1914 film by Allan Dwan

The End of the Feud is a 1914 American silent drama film directed by Allan Dwan and featuring Murdock MacQuarrie, Pauline Bush, and Lon Chaney. The film is now considered lost.

==Plot==
The hillbilly families of Hen Dawson and Jed Putnam have been engaged in a deadly feud for fifty years. Dawson lives with a daughter named June, and a nephew named Wood Dawson who is in love with his cousin June. Jed Putnam has only a son named Joel, who has been secretly romancing June.

One day a new preacher moves into the territory and convinces the two patriarchs to stop their senseless feuding. They lay down their arms and declare a truce. Then Wood learns that Joel Putnam has been dating Wood's cousin June in secret. Wood starts spreading rumors that the two lovers have been engaged in immoral acts. The two rivals fight it out, and in the melee, Joel kills Wood Dawson.

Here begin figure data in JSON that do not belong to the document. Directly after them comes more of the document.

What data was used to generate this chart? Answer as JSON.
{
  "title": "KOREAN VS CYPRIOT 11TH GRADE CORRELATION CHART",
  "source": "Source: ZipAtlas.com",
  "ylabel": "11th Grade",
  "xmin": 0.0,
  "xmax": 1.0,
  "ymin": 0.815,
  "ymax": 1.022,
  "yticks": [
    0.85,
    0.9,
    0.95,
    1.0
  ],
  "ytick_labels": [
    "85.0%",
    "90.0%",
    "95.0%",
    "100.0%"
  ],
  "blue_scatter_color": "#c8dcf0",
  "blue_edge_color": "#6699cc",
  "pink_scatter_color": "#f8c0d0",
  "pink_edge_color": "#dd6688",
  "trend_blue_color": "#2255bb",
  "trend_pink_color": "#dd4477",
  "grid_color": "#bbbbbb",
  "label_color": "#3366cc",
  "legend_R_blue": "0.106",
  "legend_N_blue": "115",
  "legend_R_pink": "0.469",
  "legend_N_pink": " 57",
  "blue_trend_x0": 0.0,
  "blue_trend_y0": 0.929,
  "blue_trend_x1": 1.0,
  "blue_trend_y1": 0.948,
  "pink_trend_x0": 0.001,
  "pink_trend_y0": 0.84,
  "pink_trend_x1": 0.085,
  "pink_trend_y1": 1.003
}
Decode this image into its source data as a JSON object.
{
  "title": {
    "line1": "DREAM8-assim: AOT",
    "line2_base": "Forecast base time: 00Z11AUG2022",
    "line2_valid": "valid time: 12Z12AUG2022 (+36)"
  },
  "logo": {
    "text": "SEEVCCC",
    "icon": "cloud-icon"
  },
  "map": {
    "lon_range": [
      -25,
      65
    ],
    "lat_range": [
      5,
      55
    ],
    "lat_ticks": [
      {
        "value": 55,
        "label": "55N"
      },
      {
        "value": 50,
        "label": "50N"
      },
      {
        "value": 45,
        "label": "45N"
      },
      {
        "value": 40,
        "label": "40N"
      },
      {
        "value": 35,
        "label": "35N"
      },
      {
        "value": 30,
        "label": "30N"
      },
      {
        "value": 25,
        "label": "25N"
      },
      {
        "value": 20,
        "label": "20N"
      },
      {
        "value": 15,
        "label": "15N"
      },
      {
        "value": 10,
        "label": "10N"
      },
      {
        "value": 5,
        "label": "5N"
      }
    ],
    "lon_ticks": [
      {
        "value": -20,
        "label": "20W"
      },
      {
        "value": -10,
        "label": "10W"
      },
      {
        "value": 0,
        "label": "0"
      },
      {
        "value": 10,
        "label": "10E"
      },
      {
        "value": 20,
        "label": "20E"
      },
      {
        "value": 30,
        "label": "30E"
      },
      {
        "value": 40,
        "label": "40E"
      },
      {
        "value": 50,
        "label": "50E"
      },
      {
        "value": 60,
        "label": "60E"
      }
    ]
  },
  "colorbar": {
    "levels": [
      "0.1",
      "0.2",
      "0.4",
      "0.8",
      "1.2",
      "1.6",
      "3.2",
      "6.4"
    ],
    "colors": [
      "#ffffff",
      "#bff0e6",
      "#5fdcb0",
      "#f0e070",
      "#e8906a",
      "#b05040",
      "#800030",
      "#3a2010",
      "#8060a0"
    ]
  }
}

Enraged over the death of his nephew, Hen Dawson forgets his oath and sets out to kill Joel Putnam. However, when he finds Joel, June is with him, getting ready to elope. Violence is averted at the last moment. The preacher once again gets the two warring clans to declare a truce by quickly marrying June and Joel, thus uniting the two families forever.

==Reception==
"Motion Picture News" stated "Drama of the South, beautiful scenery throughout....A good love story with unusual ending."

"Moving Picture World" said "A mountain feud story that works up into some gripping situations...Some excellent scenic effects heighten the interest of the film. The story is old in subject matter, but handled in a convincing manner."